Süddeutsche Zeitung

Corona-Impfungen:Französische Langsamkeit

Der Impfstoff wird in Frankreich bisher kaum verabreicht. Die Regierung behauptet, das sei so gewollt. Stimmt das?

Von Leo Klimm

Wegen eines äußerst schleppenden Corona-Impfstarts gerät Frankreichs Regierung unter Druck. Politiker aller Lager sowie namhafte Mediziner kritisierten am Mittwoch, die Impfung mit dem Corona-Abwehrstoff der Firmen Biontech und Pfizer werde nicht entschlossen genug vorangetrieben. "Wir müssen schneller sein, um Leben zu retten", sagte der Chef der konservativen Partei UDI, Jean-Christophe Lagarde.

In den ersten drei Tagen erhielten in Frankreich weniger als 100 Personen den Impfstoff, obwohl die Hersteller schon 500 000 Dosen an das Land geliefert haben. In Deutschland wurden im gleichen Zeitraum 42 000 Menschen geimpft.

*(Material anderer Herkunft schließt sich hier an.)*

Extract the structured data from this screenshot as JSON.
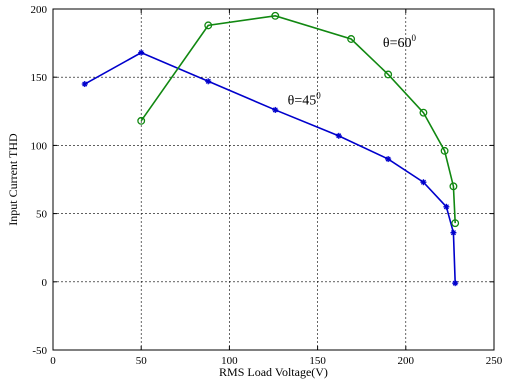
{
  "chart_data": {
    "type": "line",
    "title": "",
    "xlabel": "RMS Load Voltage(V)",
    "ylabel": "Input Current THD",
    "xlim": [
      0,
      250
    ],
    "ylim": [
      -50,
      200
    ],
    "xticks": [
      0,
      50,
      100,
      150,
      200,
      250
    ],
    "yticks": [
      -50,
      0,
      50,
      100,
      150,
      200
    ],
    "grid": true,
    "series": [
      {
        "color": "#0000cc",
        "marker": "star",
        "x": [
          18,
          50,
          88,
          126,
          162,
          190,
          210,
          223,
          227,
          228
        ],
        "y": [
          145,
          168,
          147,
          126,
          107,
          90,
          73,
          55,
          36,
          -1
        ]
      },
      {
        "color": "#118811",
        "marker": "circle",
        "x": [
          50,
          88,
          126,
          169,
          190,
          210,
          222,
          227,
          228
        ],
        "y": [
          118,
          188,
          195,
          178,
          152,
          124,
          96,
          70,
          43
        ]
      }
    ],
    "annotations": [
      {
        "text": "θ=60",
        "sup": "0",
        "x": 187,
        "y": 172
      },
      {
        "text": "θ=45",
        "sup": "0",
        "x": 133,
        "y": 130
      }
    ]
  }
}
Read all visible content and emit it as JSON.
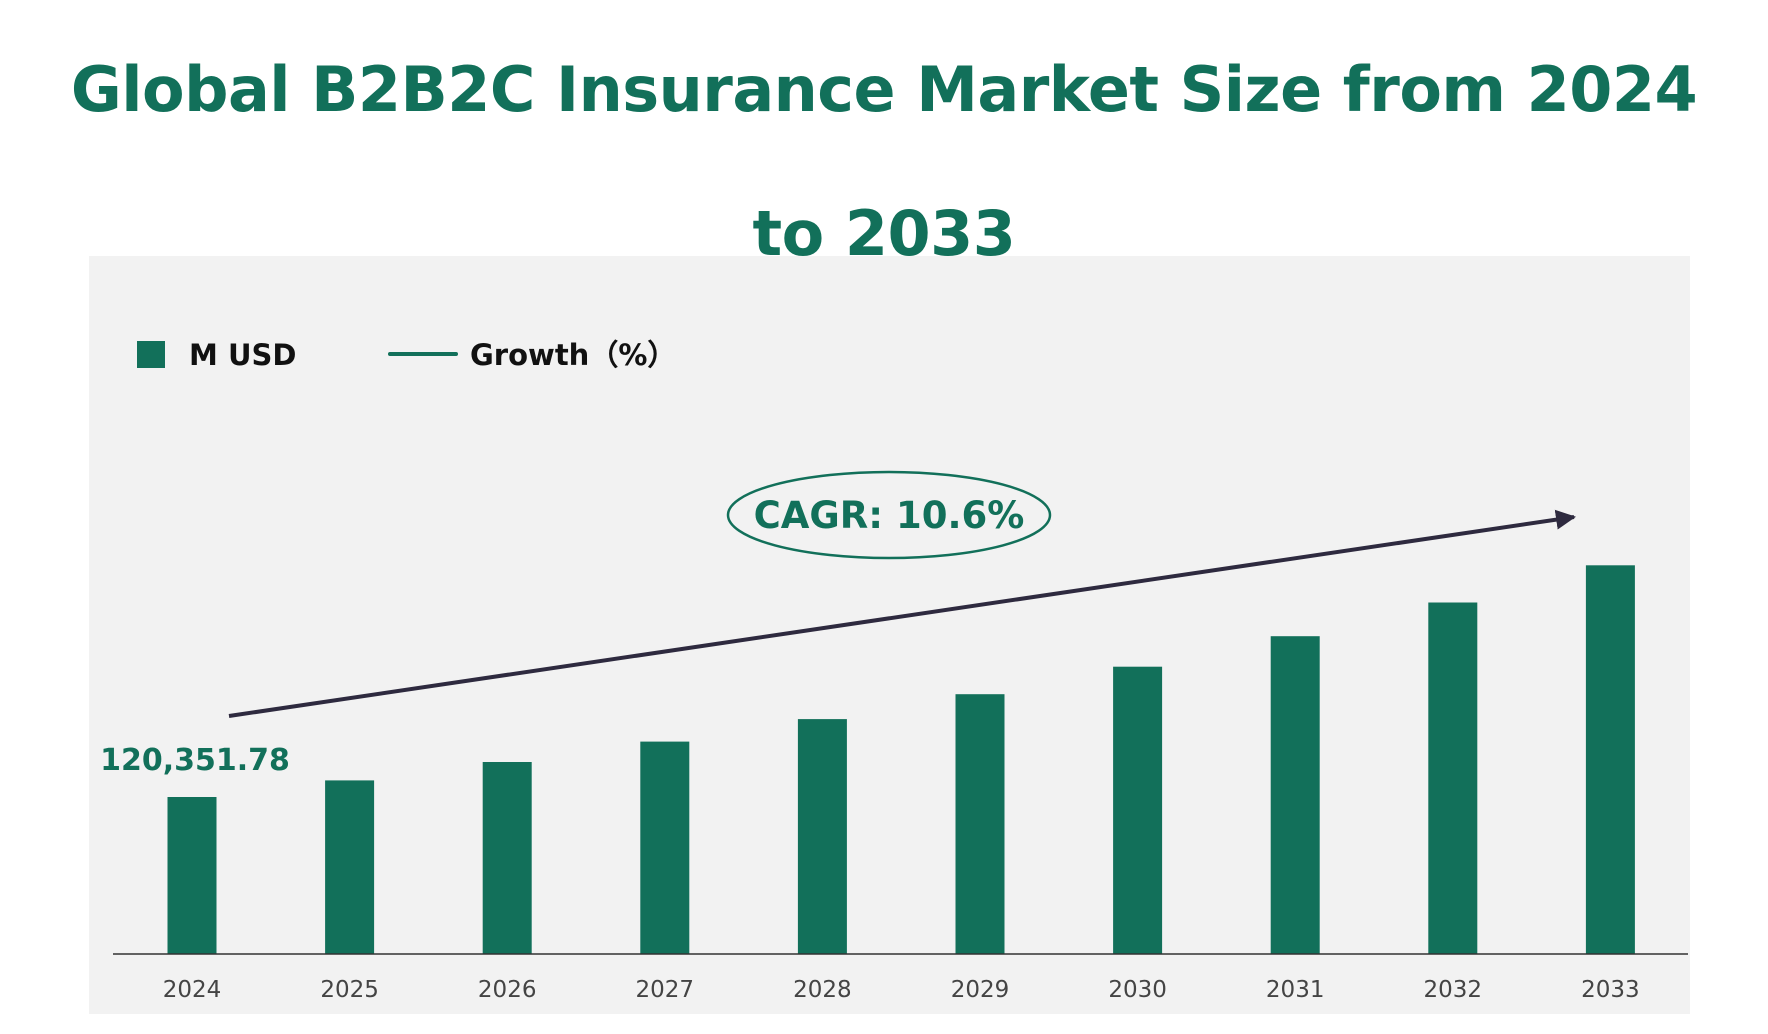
{
  "chart_data": {
    "type": "bar",
    "title": "Global B2B2C Insurance Market Size from 2024 to 2033",
    "categories": [
      "2024",
      "2025",
      "2026",
      "2027",
      "2028",
      "2029",
      "2030",
      "2031",
      "2032",
      "2033"
    ],
    "series": [
      {
        "name": "M USD",
        "values": [
          120351.78,
          133109,
          147218,
          162823,
          180082,
          199171,
          220283,
          243633,
          269458,
          298022
        ]
      }
    ],
    "data_labels": [
      {
        "category": "2024",
        "text": "120,351.78"
      }
    ],
    "legend": {
      "position": "top-left",
      "items": [
        {
          "label": "M USD",
          "marker": "square"
        },
        {
          "label": "Growth（%）",
          "marker": "line"
        }
      ]
    },
    "annotation": {
      "text": "CAGR: 10.6%",
      "shape": "ellipse",
      "arrow": "trend-up"
    },
    "xlabel": "",
    "ylabel": "",
    "ylim": [
      0,
      330000
    ],
    "grid": false,
    "colors": {
      "bar": "#12705A",
      "title": "#12705A",
      "arrow": "#2E2A3F",
      "background": "#F2F2F2"
    }
  }
}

"Diese Abweichung zum Start ist gewollt", verteidigte sich Gesundheitsminister Olivier Véran. "Wir haben uns für eine progressive Steigerung entschieden, weil wir uns einer sehr skeptischen Bevölkerung gegenübersehen." In der Tat zeigen sich die Franzosen im internationalen Vergleich besonders zurückhaltend gegenüber der Corona-Impfung: Nur 40 Prozent wollen sie haben, ergab eine Umfrage im Auftrag des Weltwirtschaftsforums diese Woche; in Deutschland liegt der Wert bei 65 Prozent.

Die Ausgangssperre in einigen Regionen soll schon ab 18 Uhr gelten

Jenseits der Skepsis, mit der die Regierung ihre Langsamkeit begründet, gibt es allerdings auch Schwierigkeiten bei der Auslieferung des Impfstoffs: Die sichere Verteilung der Dosen an Pflegeheime - wo auch in Frankreich zuerst geimpft wird - stelle die Behörden vor logistische Probleme, räumte der Regierungsbeauftragte für die Impfkampagne, Alain Fischer, im Radio France Info ein. Offizielles Ziel ist es, bis Ende Februar eine Million Menschen zu impfen.

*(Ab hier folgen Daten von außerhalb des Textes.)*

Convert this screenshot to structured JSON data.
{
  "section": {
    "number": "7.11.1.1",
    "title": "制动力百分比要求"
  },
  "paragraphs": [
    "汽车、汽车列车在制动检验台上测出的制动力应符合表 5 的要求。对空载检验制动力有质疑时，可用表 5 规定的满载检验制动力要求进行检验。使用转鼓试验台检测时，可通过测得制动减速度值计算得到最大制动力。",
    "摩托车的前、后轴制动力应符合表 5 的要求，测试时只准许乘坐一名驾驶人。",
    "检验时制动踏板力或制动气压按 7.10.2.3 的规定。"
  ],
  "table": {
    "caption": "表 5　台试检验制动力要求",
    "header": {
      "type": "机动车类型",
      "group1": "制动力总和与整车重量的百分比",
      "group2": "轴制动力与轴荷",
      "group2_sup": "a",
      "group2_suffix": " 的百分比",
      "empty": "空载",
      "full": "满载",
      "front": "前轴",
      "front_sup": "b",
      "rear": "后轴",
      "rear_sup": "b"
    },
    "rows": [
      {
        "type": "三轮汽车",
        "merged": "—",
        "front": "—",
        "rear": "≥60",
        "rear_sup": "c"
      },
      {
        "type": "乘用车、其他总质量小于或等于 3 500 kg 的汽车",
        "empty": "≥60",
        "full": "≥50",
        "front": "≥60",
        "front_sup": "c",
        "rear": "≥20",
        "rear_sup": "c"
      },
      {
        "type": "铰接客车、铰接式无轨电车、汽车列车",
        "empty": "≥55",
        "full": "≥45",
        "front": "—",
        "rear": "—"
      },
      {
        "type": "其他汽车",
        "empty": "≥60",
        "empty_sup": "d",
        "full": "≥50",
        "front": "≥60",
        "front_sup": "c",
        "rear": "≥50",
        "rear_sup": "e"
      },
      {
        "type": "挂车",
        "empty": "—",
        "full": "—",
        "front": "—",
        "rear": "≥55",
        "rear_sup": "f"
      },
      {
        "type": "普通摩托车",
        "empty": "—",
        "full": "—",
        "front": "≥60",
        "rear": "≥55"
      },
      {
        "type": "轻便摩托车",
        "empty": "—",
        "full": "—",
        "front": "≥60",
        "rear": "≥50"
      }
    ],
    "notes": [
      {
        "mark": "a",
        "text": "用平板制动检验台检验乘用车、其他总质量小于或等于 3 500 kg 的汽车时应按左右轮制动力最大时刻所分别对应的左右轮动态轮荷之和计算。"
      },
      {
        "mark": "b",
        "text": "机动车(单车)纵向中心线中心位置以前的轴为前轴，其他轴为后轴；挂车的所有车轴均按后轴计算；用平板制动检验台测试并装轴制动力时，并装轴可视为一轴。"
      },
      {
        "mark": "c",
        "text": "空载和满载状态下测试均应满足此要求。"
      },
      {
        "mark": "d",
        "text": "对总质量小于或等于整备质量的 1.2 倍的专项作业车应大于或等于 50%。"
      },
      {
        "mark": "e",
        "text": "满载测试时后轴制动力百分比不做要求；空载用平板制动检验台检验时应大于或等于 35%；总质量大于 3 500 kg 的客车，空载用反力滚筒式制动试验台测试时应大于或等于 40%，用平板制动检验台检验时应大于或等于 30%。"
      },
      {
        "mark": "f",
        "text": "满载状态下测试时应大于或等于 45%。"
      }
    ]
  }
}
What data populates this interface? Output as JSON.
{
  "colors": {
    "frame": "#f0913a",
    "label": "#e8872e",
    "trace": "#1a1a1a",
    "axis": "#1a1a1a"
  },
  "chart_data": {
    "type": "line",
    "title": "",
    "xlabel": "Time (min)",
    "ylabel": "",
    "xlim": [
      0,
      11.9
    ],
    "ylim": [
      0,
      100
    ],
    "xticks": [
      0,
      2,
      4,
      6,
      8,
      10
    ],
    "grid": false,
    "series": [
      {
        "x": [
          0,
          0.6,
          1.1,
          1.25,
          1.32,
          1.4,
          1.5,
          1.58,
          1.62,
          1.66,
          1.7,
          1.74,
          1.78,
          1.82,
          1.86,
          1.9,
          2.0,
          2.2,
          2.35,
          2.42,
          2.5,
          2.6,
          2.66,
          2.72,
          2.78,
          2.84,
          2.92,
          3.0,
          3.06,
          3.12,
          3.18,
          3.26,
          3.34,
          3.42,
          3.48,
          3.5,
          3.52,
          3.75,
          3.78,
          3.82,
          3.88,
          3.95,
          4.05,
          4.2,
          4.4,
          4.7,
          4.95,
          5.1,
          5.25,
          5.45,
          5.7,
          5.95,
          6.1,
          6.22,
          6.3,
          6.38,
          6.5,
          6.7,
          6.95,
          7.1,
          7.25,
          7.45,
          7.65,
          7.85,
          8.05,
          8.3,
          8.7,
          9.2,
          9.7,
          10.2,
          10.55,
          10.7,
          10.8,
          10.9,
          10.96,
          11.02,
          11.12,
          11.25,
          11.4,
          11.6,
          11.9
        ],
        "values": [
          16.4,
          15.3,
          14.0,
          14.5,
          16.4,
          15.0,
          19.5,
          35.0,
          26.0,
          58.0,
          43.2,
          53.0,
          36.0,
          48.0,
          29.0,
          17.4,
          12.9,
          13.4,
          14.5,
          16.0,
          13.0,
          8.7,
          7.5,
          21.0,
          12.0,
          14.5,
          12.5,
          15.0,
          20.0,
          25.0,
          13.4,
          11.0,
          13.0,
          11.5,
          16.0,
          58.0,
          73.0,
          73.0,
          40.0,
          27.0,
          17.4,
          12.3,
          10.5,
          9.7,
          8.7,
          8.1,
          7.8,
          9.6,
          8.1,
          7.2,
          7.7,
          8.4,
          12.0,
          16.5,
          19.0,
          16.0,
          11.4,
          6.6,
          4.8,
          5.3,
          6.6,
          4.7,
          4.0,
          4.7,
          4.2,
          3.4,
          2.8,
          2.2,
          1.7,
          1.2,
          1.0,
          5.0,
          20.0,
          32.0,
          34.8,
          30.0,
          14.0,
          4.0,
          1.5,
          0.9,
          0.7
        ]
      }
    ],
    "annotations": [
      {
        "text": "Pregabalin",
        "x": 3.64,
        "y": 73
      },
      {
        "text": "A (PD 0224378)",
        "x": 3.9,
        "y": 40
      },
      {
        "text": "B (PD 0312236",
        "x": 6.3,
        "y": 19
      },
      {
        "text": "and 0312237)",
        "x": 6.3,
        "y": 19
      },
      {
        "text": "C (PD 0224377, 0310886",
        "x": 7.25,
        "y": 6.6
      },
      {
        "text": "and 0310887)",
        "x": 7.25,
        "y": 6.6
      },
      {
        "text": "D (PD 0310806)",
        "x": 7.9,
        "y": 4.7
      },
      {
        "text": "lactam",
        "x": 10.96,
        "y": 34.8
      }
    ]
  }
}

Unterdessen plant Minister Véran, in manchen Regionen die nächtliche Ausgangssperre vom 2. Januar an von 20 Uhr auf 18 Uhr vorzuziehen. Davon betroffen sind Gebiete im Osten Frankreichs und im Südosten, etwa Nizza. Dort liegt die Rate der täglichen Ansteckungen über dem kritischen Wert von 200 je 100 000 Einwohner.